Her right hand hung at her side, her fingers slightly curled. It was the posture she had been using for a long time, holding a gun; her fingers were used to that curve, and she couldn't relax them even when her hand was empty.
Zhao Bozong placed the wooden bird on the desk, with its head facing her.
"You carved the inside too."
"Yes," she said.
"You said the inner side is carved by Yue Fei with the words 'The sun shines brightly in the sky.'"
"I made it up."
Zhao Bocong's fingers stopped at the edge of the desk.
"My father didn't see you nine years ago." Yue Yinping's voice was very calm. "In the second year of Shaoxing, he was not in Lin'an, but in Xiangyang. At that time, the Yue Family Army had just recovered the six counties of Xiangyang, and he was reorganizing his troops in Xiangyang."
The day you were chosen to enter the palace, he was reviewing troops at the Xiangyang drill ground. I told him he went to see you, but that was a lie. I also told him he came back and told my mother that this young man had a clear and upright gaze, the appearance of a benevolent ruler, but that was also a lie.
She paused, looking out the window at the wind blowing through the plum branches.
"I need someone to help me, and you just happened to appear. You are a seventh-generation descendant of Emperor Taizu, an adopted son of the emperor, and live in the palace, which is closest to the Dali Temple."
I had Zhou Sanwei investigate your background. You entered the palace at the age of seven, and you had no one associated with Qin Hui.
Every day when you leave the palace, you go to the Imperial Street, to the teahouses, to the bookstores; no one follows you. You are the most suitable candidate.
"That's why I was targeted by the man in gray—"
"I deliberately made you the target." Yue Yinping's voice remained flat. "I knelt outside the Dali Temple for three days and used the secret signal for three days."
Kui Shun was being closely watched in the drainage ditch and was unable to move. I needed someone to distract Qin Hui's spies.
When you were standing in the crowd looking for someone, I glanced at you. The man in gray followed my gaze and found you.
From that moment on, you were no longer a young member of the royal family watching the spectacle; you were the one making contact with the daughter of a disgraced official.
Qin Hui will have you brought to the Dali Temple to interrogate me because Qin Hui believes you are one of my men.
"After I entered the Dali Temple, you told me there was evidence in the wooden bird. You told me to go back to my residence to retrieve the wooden bird—"

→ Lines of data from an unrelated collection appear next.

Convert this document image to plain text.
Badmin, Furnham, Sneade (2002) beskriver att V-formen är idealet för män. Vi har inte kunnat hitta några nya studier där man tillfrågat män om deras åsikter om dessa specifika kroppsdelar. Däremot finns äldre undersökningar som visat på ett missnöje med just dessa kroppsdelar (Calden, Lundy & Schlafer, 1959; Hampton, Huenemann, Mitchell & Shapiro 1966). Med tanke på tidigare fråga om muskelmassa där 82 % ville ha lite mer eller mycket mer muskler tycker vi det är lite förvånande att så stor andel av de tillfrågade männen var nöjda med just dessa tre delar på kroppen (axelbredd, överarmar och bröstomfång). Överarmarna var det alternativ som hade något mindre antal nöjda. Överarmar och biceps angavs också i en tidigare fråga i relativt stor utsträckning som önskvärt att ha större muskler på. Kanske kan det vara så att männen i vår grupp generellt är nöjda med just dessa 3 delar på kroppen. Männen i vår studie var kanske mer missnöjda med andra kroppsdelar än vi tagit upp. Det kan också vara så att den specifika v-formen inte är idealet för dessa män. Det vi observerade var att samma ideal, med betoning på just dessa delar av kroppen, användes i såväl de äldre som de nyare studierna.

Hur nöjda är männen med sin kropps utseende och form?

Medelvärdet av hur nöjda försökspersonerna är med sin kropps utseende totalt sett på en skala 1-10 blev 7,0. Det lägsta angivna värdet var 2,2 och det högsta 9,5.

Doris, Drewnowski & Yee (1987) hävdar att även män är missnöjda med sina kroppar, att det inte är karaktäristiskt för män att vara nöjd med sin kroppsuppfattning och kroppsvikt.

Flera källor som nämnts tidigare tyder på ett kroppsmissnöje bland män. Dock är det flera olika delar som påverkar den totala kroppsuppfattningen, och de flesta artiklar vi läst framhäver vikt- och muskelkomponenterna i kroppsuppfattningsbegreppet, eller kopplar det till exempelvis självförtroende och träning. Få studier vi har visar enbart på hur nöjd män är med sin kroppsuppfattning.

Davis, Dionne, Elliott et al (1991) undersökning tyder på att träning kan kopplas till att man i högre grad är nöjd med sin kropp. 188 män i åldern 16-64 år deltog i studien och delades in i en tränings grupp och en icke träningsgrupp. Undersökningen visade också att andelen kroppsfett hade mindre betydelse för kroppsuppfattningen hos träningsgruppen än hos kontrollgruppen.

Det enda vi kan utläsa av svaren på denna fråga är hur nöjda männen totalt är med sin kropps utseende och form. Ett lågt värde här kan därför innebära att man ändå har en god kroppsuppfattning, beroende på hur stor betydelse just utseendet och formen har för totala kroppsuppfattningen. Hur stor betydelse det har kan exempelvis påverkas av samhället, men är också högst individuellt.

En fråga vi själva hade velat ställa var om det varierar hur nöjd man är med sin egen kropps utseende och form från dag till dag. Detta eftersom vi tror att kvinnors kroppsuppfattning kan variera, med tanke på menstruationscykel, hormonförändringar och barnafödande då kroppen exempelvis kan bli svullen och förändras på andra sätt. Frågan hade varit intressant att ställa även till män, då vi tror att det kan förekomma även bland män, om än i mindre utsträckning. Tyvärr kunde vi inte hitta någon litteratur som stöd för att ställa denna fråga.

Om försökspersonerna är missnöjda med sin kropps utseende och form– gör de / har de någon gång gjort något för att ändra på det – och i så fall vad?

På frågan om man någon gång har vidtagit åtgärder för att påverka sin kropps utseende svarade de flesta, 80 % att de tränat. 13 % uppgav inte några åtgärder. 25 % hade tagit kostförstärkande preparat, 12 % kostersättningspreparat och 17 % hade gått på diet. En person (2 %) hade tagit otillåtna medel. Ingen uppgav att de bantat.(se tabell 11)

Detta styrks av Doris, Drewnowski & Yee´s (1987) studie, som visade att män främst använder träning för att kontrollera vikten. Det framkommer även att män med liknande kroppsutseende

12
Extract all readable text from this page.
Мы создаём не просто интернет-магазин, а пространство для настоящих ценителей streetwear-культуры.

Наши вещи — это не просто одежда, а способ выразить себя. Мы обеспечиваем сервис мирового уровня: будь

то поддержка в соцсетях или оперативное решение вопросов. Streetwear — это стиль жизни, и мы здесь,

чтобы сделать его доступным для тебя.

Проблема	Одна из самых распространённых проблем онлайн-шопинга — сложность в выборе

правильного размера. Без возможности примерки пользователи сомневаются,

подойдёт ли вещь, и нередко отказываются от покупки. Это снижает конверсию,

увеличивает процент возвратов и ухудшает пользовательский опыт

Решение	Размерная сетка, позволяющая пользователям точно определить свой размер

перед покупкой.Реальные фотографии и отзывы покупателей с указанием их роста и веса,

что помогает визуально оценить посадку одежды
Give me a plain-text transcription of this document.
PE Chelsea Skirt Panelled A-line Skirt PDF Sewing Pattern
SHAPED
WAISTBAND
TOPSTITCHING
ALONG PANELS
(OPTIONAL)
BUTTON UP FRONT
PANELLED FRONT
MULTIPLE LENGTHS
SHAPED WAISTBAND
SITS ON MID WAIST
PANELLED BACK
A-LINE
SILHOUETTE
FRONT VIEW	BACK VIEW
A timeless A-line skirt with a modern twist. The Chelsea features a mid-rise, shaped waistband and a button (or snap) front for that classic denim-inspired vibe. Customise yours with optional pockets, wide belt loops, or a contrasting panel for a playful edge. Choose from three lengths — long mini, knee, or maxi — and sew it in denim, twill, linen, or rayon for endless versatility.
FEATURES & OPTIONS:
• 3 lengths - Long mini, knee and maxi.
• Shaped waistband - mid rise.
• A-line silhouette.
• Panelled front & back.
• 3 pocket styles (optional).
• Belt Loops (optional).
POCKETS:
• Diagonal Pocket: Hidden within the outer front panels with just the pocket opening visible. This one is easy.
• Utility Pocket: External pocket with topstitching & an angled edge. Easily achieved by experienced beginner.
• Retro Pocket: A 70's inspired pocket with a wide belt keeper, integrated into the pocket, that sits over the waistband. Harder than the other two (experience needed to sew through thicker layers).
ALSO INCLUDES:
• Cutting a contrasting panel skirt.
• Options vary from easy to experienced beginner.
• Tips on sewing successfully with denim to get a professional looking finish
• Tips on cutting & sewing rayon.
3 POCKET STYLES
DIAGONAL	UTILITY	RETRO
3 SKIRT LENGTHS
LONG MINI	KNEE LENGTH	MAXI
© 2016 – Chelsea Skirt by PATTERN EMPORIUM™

"At that time, the wooden bird was still empty." Yue Yinping's voice suddenly dropped a notch. "Three days ago, Zhou Sanwei went to the Duke of Jianguo's mansion, cut open the wooden bird's belly, and stuffed in evidence."
But instead of putting the wooden bird back under the pillow, he placed it under the mat and wrapped it in coarse linen.
Because he wasn't sure if you'd return. If you didn't, the wooden bird was safer hiding under the mat than under the pillow.
Zhao Bozong looked into Yue Yinping's eyes. "When did you carve those words?"